Cavallo Luigi M, de Divitiis Oreste, Aydin Salih, Messina Andrea, Esposito Felice, Iaconetta Giorgio, Talat Kiris, Cappabianca Paolo, Tschabitscher Manfred
Department of Neurological Sciences, Division of Neurosurgery, Universit degli Studi di Napoli Federico II, Naples, Italy.
Neurosurgery. 2007 Sep;61(3 Suppl):24-33; discussion 33-4. doi: 10.1227/01.neu.0000289708.49684.47.
Interest in using the extended endonasal transsphenoidal approach for management of suprasellar lesions, with either a microscopic or endoscopic technique, has increased in recent years. The most relevant benefit is that this median approach permits the exposure and removal of suprasellar lesions without the need for brain retraction.

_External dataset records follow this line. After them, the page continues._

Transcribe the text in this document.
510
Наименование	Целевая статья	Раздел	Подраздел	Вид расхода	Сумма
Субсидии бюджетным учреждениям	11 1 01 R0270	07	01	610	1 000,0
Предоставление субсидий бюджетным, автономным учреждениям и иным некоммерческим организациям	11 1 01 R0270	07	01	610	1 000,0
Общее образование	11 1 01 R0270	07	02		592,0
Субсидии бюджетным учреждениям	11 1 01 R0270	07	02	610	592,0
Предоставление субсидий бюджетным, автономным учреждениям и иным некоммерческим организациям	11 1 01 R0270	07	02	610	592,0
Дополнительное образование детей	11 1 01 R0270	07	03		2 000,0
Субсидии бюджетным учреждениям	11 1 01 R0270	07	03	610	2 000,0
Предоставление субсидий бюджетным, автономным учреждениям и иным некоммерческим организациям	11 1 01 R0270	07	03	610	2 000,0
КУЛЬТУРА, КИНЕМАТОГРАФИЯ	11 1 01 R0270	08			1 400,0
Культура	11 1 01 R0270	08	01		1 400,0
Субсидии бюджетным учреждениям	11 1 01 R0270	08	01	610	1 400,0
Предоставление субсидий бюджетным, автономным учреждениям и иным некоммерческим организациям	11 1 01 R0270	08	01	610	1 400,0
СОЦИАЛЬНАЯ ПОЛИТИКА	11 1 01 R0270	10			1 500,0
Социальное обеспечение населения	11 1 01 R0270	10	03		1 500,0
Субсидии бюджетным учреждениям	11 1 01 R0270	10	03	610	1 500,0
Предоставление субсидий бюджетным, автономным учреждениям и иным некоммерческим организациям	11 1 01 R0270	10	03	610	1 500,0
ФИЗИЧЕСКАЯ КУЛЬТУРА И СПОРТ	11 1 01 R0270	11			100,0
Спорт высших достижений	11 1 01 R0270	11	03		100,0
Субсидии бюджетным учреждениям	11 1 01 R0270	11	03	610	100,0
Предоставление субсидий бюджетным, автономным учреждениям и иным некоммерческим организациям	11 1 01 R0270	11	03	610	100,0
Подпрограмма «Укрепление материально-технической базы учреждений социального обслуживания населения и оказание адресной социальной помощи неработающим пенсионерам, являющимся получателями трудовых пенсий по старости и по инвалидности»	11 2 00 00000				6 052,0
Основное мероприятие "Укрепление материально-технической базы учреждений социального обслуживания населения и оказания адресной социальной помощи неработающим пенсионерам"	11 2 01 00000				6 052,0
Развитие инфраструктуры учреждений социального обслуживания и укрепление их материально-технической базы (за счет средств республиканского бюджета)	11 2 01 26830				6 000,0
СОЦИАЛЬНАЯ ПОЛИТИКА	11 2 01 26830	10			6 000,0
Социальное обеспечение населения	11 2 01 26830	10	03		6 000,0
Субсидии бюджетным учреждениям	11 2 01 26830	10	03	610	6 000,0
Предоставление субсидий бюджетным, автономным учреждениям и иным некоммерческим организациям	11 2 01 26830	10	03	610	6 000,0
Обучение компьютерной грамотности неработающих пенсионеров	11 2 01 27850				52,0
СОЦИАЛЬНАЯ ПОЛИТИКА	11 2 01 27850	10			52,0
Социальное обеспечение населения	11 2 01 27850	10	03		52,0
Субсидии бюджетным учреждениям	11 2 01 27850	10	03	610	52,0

Fifteen human cadaver heads were dissected to evaluate the surgical key steps and the advantages and limitations of the extended endoscopic endonasal transplanum sphenoidale approach. We compared this with the transcranial microsurgical view of the suprasellar area as explored using the bilateral subfrontal microsurgical approach, and with the anatomy of the same region as obtained through the endoscopic endonasal route.
Some anatomic conditions can prevent or hinder use of the extended endonasal approach. These include a low level of sphenoid sinus pneumatization, a small sella size with small distance between the internal carotid arteries, a wide intercavernous sinus, and a thick tuberculum sellae. Compared with the subfrontal transcranial approach, the endoscopic endonasal approach offers advantages to visualizing the subchiasmatic, retrosellar, and third ventricle areas.
The endoscopic endonasal transplanum sphenoidale technique is a straight, median approach to the midline areas around the sella that provides a multiangled, close-up view of all relevant neurovascular structures. Although a lack of adequate instrumentation makes it impossible to manage all structures that are visible with the endoscope, in selected cases, the extended endoscopic endonasal approach can be considered part of the armamentarium for surgical treatment of the suprasellar area.
近年来,无论是采用显微镜技术还是内镜技术,使用扩大经鼻蝶窦入路治疗鞍上病变的关注度有所增加。最显著的优势在于,这种经中线入路能够暴露并切除鞍上病变,而无需牵拉脑组织。
解剖15个尸头,以评估扩大经鼻内镜蝶骨平台入路的手术关键步骤以及优势和局限性。我们将其与经双侧额下显微手术入路所获得的鞍上区域的经颅显微手术视野,以及通过经鼻内镜途径所获得的同一区域的解剖结构进行比较。
某些解剖情况可能会妨碍或阻止使用扩大经鼻入路。这些情况包括蝶窦气化程度低、蝶鞍较小且颈内动脉间距小、海绵间窦宽阔以及蝶鞍结节增厚。与额下经颅入路相比,经鼻内镜入路在观察视交叉下、鞍后及第三脑室区域方面具有优势。
经鼻内镜蝶骨平台技术是一种直达蝶鞍周围中线区域的经中线入路,可提供所有相关神经血管结构的多角度特写视野。尽管缺乏足够的器械使得无法处理内镜下可见的所有结构,但在某些特定病例中,扩大经鼻内镜入路可被视为鞍上区域手术治疗手段的一部分。